The tension on the dead girl’s face went slack. “I don’t care about justice,” Nakushi said in a flat, uninterested tone. “If you promise to free me from this place, I will speak with you.”

It was the best offer they could get and Prem wasn’t going to waste it. “The man who killed you, Nakushi,” she said. “Do you remember his face? What he looked like? Anything?”

“I remember that it was dark.” The child’s voice became clearer once her anger faded. She stared at Prem without blinking. The girl no longer needed to blink, to breathe, or do anything that normal children did. “I remember darkness, the smell of ash. I smelled something burning. I remember pain. I screamed as the blade cut me, sliding through my flesh, burning like fire, until I couldn’t scream anymore.” Behind her, Prem could hear one of the women catch her breath in a sob. “Then I died. I was surrounded by darkness until you brought me back.” Nakushi’s voice started to change again, anger and indignation warping the child’s tones into that eerie, inhuman sound. “You brought me back! I didn’t want to come back!”
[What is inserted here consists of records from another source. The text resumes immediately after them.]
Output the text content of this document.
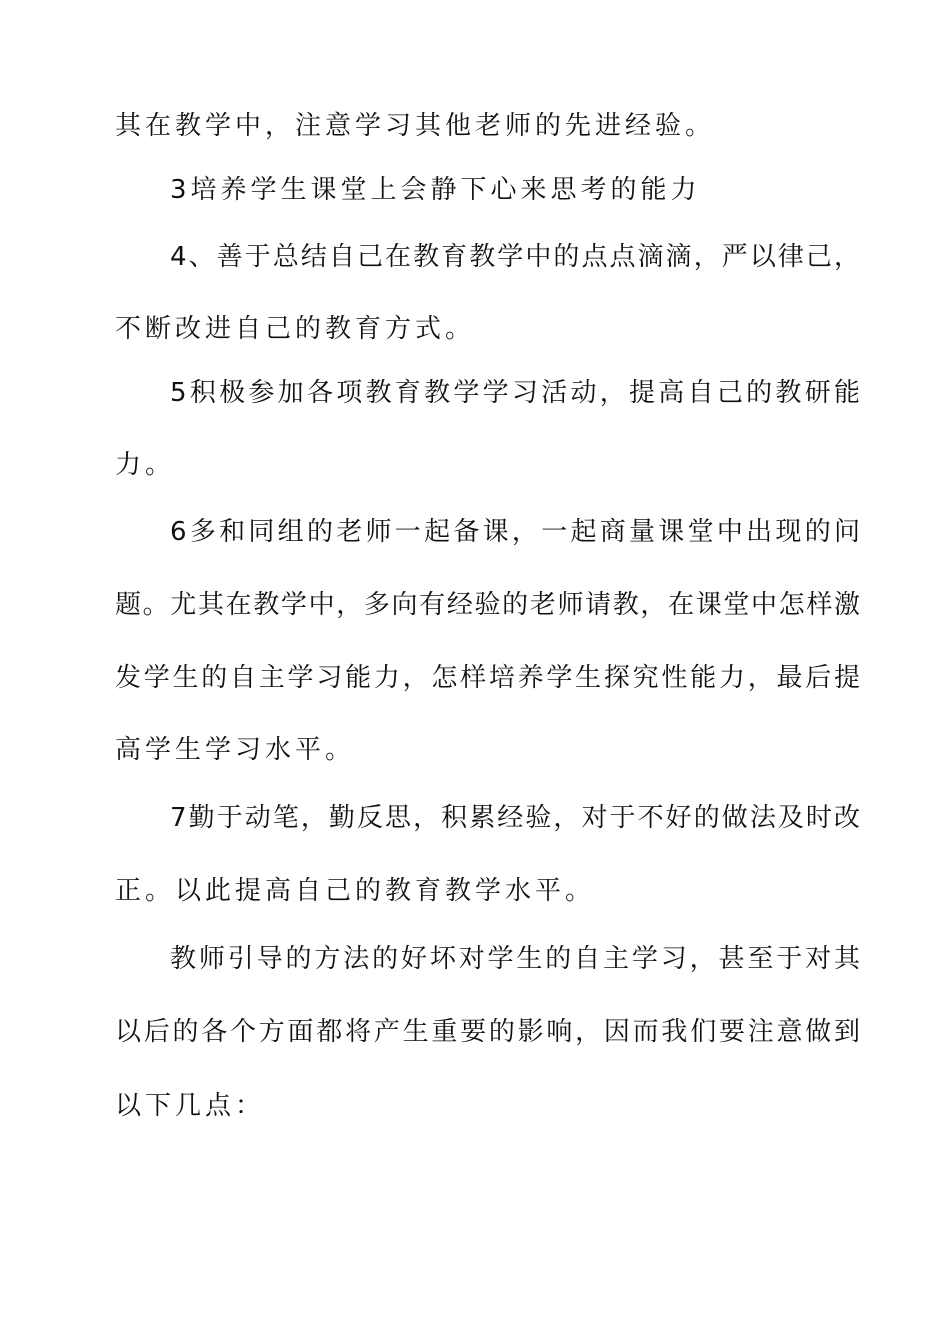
其在教学中，注意学习其他老师的先进经验。
3培养学生课堂上会静下心来思考的能力
4、善于总结自己在教育教学中的点点滴滴，严以律己，
不断改进自己的教育方式。
5积极参加各项教育教学学习活动，提高自己的教研能
力。
6多和同组的老师一起备课，一起商量课堂中出现的问
题。尤其在教学中，多向有经验的老师请教，在课堂中怎样激
发学生的自主学习能力，怎样培养学生探究性能力，最后提
高学生学习水平。
7勤于动笔，勤反思，积累经验，对于不好的做法及时改
正。以此提高自己的教育教学水平。
教师引导的方法的好坏对学生的自主学习，甚至于对其
以后的各个方面都将产生重要的影响，因而我们要注意做到
以下几点：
“We think we know who killed you,” Prem said. She had to hurry to hold the girl’s attention, to keep her from fighting Pranay again.

“Then serve your justice on him, if you wish.”

“He belongs to one of the Kushin. The spirit that resides in him is keeping them both hidden, but we believe he’s somewhere near this place.” The Grays was a large geographic area, but Prem didn’t want to bog down their discussion with pointless explanations. “We need your help to locate him, Nakushi. Will you please help us find him?”

The girl frowned, more of a puzzled look than one of anger. “He has a spirit? Is it like yours?”

Prem took a breath and nodded. “Yes. The man’s name is Gomati. A spirit of Uthav is helping him.”

The dead girl stared at Prem for a long time, perhaps a minute or more, not moving or saying a word. It was always slightly unnerving to be under the scrutiny of a spirit, dead or otherwise. Prem worked hard to stay still, resisting the urge to scratch her nose or shift her feet. It saddened her to see the unfortunate end that the girl had come to; it made Prem wonder what sort of woman Nakushi might have grown up to be.

“I see your demon now,” Nakushi said to Prem. “He doesn’t like me.”

“My demon doesn’t really like anyone,” Prem said.

Nakushi’s face showed no reaction, no smile, nothing. She turned her head, and the sound of her denuded vertebrae grinding together set Prem’s teeth on edge. “I sense someone in that direction,” the girl said, pulling at Anash’s flaming chain to raise one arm, pointing at another temple down the road, a rectangular shape of dark stone in the gloom. “The other lost souls sense nearby your man and his demon there. The dead unnerve him and the one that dwells within him.” Nakushi turned back. “You promised. Now keep your word.”

Prem looked at Pranay, whose color had returned and now seemed more relaxed, finally able to catch her breath. “Let her go, Pray.”

The dead child looked relieved, Prem thought. Nakushi let her head fall back, looking up at the moon. The light of Anash’s presence grew brighter. “Will my next mother want me?” The earlier fury in her voice was gone. Now she only sounded afraid, just like any lost little girl would be.

Prem forced herself to speak: “I don’t know. I hope she will.”

The fiery chains coiled about the dead girl’s body; the corpse began to burn. Nakushi looked back at Prem and pinned in place with her stare. An outline of Anash appeared, and it seemed to Prem that his fiery form wrapped up the girl in a final embrace as she burned, her rotting, corrupted flesh consumed until nothing remained. Then even the ash was gone, leaving only a fire-scorched stone behind to mark where the body had been buried.

The girl named Nakushi was gone. Prem wasn’t one for prayer, yet she still prayed for the child’s spirit anyway—just one time couldn’t hurt.